Comparison of Risk Factors
How do risk factors for murder-suicide differ from risk factors for suicide or homicide alone? Murder-suicide was disproportionately perpetrated by males. Many of the studies had 100 percent male perpetrators,10,13,16,21 and the others were close to it. Females committed almost half of the spousal homicides, yet they very rarely committed murder-suicide.5 In filicide, fathers were almost two times more likely to kill themselves after murdering a child than were mothers. Murder-suicide perpetrators are usually older than those committing homicide alone.5,17 In older persons, those who committed murder-suicide were more likely to be caregivers than were those who committed suicide alone.21 Substance intoxication did not play as big a role in murder-suicide as it did in homicide alone.11,16,17,20,21 Depression was much more likely in those who committed murder-suicide than in those who committed homicide alone.22
Murder-suicide and homicide and suicide perpetrators had some factors in common. Perpetrators of murder-suicide and suicide alone had high levels of depression and low levels of antidepressant treatment. In most, their emotional state at the time of the events was exacerbated by using substances. The weapon of choice was frequently a gun, and having access to one was a risk factor for all three types of occurrence.
Conclusions
The review showed murder-suicide as a rare event that shares characteristics with both homicide and suicide but has some distinct characteristics. Studies show a relatively constant rate of occurrence that was unrelated to the overall rate of homicides or suicides. It does not seem that the incidence is increasing, although the coverage in the media of murder-suicide may be on the rise.
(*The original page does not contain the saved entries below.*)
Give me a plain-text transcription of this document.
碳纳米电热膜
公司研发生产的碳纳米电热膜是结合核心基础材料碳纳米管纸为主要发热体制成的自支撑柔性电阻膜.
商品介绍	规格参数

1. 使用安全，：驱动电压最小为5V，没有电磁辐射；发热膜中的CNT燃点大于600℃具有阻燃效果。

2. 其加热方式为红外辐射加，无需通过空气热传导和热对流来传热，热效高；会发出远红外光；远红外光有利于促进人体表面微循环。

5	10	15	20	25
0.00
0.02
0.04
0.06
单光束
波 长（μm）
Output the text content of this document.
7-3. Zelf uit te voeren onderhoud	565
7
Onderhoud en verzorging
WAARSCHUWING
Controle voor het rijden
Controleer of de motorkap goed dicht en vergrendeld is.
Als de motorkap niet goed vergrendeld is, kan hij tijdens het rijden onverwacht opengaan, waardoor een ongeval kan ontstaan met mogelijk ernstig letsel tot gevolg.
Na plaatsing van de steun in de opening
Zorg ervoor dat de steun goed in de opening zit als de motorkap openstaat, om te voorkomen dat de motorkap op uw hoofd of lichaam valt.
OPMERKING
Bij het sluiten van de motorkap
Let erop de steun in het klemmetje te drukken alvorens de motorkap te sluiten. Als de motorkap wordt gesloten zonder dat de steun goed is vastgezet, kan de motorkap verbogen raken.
Because murder-suicide is such a rare event, to screen for it is not feasible without many false positives. However, the literature reveals some characteristics that may be helpful when performing a risk assessment. There are certain clinical presentations that should alert mental health professionals to be suspicious of the risk of possible murder-suicide: a middle-aged man who is recently separated or facing pending estrangement from his intimate partner and who is depressed and has access to firearms; or an older male who is the primary caregiver for a spouse who is ill or debilitated, where there is a recent onset of new illness in the male, depression, and access to firearms. A risk assessment should include determining the chance of involvement not only in suicide and homicide, but also in murder-suicide as a perpetrator or a victim.